アドナイ・エレ

「アドナイ・エレ」(主の山に備えあり) 創世記22章14節 この言葉は、アブラハムがその子イサクを神の言に従って、モリヤの山に行きささげようとした時に、み使いが現れてイサクの代わりに一頭の雄羊が備えられていることを告げられ、それを燔祭としてささげた所の名として付けられたものです。 65歳で突然天に召された敬愛してやまない故馬場哲雄兄が、この言葉にメロデーを付けられた賛美が「アドナイ・エレ」という曲です。「主にすべてささげて歩む、主にすべてをゆだねて歩む、そのときすべてが備えられる。アドナイ・エレ、アドナイ・エレ」という賛美です。 わたしは、いつもこの賛美を主にささげ、「アドナイ・エレ」の信仰をもって歩み続けていきたいと祈り願っています。

「キリストはわたしたちの平和であって、二つのものを一つにし、敵意という隔ての中垣を取り除き、ご自分の肉によって、数々の規定から成っている戒めの律法を廃棄したのである。それは、彼にあって、二つのものをひとりの新しい人に造りかえて平和をきたらせ、十字架によって、二つのものを一つのからだとして神と和解させ、敵意を十字架にかけて滅ぼしてしまったのである」
(エペソ人への手紙2章14~16節)*前回と同じ聖書の箇所にしました。

 

スポーツマンシップの真髄は、試合の後にお互いの健闘をたたえ合う、「ノーサイドの精神」にあると言われています。敵味方に分かれてどんなに激しくぶつかり合い戦っても、試合終了のホイスッルが鳴れば、敵も味方もなくなり、お互いをリスペクトし合う精神です。

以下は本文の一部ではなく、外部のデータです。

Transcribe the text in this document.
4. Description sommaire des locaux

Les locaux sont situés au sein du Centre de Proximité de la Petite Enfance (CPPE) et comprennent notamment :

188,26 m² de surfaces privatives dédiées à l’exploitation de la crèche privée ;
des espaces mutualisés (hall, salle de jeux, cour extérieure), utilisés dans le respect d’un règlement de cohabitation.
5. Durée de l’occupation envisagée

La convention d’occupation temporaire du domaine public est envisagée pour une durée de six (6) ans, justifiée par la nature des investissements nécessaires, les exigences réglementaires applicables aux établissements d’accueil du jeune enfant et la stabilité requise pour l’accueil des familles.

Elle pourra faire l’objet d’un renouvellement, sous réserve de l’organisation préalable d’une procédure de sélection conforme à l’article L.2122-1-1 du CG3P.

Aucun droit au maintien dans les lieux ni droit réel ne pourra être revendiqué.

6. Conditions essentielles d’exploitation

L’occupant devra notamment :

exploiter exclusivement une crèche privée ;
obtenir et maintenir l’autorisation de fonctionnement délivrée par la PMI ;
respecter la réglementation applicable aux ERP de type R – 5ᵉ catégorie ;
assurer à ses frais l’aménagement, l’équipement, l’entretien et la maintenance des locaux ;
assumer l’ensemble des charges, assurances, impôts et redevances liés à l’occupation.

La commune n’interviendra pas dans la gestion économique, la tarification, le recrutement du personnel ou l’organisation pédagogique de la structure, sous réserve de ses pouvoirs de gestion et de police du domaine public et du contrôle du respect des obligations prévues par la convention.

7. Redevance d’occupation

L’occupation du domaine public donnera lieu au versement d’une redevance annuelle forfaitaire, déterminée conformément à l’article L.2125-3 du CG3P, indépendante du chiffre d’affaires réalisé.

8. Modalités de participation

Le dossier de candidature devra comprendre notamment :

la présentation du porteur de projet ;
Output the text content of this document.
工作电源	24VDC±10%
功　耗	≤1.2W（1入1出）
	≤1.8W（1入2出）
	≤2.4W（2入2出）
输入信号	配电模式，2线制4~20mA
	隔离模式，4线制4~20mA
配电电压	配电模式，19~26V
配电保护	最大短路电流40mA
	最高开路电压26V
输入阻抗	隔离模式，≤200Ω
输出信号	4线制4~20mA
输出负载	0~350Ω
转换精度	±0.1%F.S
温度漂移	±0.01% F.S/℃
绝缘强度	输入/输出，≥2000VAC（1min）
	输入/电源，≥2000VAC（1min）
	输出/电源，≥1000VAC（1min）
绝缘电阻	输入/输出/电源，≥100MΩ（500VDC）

この精神は、上記の御言葉に記されていますようにイエス・キリストの精神でもあると思います。パウロはこのことを上記の聖書の箇所で、次のように記しています。「キリストは、わたしたちの平和であって、二つのものを一つにし、敵意という隔ての中垣を取り除かれた」(2:14)と。

旧約聖書の創世記から始まる人間の歴史は、まさにこの敵意の歴史でもありました。人間の始祖であるアダムとエバは、その罪の責任を他者(エバは蛇に、アダムはエバに)に負わせて責任転嫁して自己正当化し神に背きました。次にふたりの初めての子であるカインは弟のアベルに嫉妬して敵意を抱き、アベルを殺害してしまいました。

父なる神は、このような神と人、また人間同士の関係の修復のために、アブラハムを父祖とするイスラエル民族を選ばれ、その回復を計られました。しかし彼らはそのような神の意図からはずれ、選民意識だけが強くなり、自ら優越感・特権意識をもつようになり、他者(異邦人)を裁く結果になってしまいました。

このような人間の罪の歴史(敵意の歴史)に終止符を打つために、父なる神は、そのひとり子であるイエス・キリストをこの地に送られました。パウロは前述の聖書の箇所に続けて、そのことを次のように記しています。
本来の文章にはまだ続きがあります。